Abu Hamza evidence 'overwhelming' jurors told
A federal prosecutor Wednesday urged a New York jury to convict Islamist cleric Abu Hamza on kidnapping and terrorism charges, insisting in closing arguments the evidence against him was "simply overwhelming."
"The real Abu Hamza is not the man you see now in 2014," said assistant US attorney Ian MacGinley. "The real Abu Hamza is guilty. Don't let the passage of time dismiss what he did."
Mustafa Kamel Mustafa, Abu Hamza's real name, was extradited from Britain in October 2012 to stand trial on 11 counts of kidnapping and terrorism.
Blind in one eye and with no hands, the 56-year-old defendant is the ex-imam of the Finsbury Park mosque in north London.
As Abu Hamza, a fiery and influential preacher, he became one of the main figures of "Londonistan," the Islamist network based in the British capital during the 1990s.

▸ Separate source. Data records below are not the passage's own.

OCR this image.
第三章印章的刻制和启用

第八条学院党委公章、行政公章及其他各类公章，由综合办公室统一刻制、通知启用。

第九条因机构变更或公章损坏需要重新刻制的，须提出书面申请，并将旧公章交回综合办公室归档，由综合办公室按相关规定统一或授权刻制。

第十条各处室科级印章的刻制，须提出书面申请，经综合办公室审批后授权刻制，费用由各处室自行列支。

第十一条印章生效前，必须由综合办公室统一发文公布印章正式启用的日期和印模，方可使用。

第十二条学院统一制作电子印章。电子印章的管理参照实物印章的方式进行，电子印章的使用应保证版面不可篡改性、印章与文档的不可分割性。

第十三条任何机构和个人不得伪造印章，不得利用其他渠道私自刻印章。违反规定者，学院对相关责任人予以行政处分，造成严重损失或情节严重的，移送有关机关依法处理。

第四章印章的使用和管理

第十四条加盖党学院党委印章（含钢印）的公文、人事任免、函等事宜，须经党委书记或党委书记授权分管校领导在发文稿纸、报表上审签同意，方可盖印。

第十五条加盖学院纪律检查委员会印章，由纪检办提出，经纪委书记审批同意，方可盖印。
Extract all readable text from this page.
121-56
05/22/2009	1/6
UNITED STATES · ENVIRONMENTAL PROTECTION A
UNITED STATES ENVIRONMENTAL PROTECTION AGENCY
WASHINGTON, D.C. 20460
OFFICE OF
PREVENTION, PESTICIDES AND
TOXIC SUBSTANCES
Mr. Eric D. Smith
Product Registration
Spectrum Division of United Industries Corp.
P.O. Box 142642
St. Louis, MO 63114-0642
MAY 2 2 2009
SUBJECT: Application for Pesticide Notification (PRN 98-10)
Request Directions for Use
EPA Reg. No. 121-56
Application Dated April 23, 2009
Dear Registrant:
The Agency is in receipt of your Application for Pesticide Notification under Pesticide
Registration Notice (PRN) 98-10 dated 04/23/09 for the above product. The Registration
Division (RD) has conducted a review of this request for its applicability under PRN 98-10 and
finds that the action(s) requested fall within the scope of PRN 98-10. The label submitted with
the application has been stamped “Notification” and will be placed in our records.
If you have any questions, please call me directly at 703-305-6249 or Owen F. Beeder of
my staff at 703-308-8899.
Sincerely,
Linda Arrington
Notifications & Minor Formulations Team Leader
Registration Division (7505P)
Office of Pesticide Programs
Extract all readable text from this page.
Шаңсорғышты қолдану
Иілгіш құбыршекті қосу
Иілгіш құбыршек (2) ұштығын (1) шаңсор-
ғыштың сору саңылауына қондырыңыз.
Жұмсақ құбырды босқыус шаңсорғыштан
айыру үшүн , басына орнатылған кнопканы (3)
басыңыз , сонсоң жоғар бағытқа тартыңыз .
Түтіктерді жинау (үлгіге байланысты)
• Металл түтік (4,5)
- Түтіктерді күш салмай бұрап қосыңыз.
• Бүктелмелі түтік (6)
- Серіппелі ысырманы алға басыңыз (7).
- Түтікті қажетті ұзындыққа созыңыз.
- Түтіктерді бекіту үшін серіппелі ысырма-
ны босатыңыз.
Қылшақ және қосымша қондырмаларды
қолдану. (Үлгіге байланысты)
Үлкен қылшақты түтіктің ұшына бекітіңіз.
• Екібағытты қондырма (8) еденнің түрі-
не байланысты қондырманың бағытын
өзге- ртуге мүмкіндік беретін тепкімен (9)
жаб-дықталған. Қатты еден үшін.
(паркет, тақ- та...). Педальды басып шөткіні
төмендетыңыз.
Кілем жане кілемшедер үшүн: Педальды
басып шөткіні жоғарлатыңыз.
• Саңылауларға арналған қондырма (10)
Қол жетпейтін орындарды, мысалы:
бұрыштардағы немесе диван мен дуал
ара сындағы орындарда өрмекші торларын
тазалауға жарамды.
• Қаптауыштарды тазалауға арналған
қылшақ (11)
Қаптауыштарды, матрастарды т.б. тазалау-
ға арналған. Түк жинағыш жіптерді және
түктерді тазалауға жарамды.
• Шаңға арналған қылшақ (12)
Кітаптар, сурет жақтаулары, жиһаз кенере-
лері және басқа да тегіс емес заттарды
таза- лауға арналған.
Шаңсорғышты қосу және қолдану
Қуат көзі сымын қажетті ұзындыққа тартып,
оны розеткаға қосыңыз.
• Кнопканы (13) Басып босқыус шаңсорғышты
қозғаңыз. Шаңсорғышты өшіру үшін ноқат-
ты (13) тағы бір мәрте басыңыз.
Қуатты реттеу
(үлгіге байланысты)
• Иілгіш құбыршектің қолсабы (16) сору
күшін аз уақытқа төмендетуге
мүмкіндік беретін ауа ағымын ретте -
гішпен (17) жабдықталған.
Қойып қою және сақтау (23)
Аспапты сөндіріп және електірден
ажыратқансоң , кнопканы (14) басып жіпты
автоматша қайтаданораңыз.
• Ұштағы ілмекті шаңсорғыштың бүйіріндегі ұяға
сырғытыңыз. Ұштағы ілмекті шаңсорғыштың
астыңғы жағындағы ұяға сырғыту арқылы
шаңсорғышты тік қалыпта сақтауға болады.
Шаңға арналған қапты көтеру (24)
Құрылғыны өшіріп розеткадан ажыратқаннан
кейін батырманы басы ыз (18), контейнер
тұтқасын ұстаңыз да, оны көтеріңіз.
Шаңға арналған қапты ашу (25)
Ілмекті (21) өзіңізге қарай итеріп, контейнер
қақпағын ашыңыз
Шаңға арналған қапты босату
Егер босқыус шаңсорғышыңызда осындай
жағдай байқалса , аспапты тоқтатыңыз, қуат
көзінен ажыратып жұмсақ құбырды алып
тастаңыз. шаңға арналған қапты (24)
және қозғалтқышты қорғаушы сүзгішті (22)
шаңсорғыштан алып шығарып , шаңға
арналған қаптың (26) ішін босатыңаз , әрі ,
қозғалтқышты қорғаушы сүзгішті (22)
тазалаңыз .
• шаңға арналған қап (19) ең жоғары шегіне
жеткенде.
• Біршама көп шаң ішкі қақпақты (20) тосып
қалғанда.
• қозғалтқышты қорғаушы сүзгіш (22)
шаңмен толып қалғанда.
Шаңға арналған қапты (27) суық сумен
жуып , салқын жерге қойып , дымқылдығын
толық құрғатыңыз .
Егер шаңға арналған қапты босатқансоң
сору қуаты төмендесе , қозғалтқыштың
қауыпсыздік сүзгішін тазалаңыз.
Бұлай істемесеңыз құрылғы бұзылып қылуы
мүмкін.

The charges against him pre-date the 9/11 attacks on New York and include the 1998 abduction of 16 Western tourists in Yemen, four of whom were killed in a military rescue operation.
He is also accused of trying to set up a terrorist training camp in the United States in 1999, and of promoting "violent jihad" on a global scale.
Among the charges against him are providing material support to Al-Qaeda, assisting the Taliban and sending terror recruits to Afghanistan.
He faces life in prison if convicted and denies all the charges.
"The evidence is simply overwhelming," MacGinley contended in his two and a half hour closing arguments.
The prosecution presented documents, photographs, videos and tape recordings to support their case.
"He jumped on opportunities around the globe to support jihad. In Yemen, in Afghanistan, in the US," MacGinley said of Abu Hamza.
He described the Briton as "the boss, the leader" who persuaded his followers to join the holy war against the infidels.
"This man is a skillful speaker. He wants to run from his choices," he cautioned the jury.
Defense lawyer Jeremy Schneider dismissed what he said was the "quantity of irrelevant evidence," and said Abu Hamza was being tried for "his words in general, not his deeds."
"He's guilty of supporting women, children, schools," he said. "He's not an Al-Qaeda guy."
He also questioned whether the cleric could get a fair trial "in the shadow of the World Trade Center," the Twin Towers brought down in flames on September 11, 2001 by airliners commandeered by Al-Qaeda hijackers.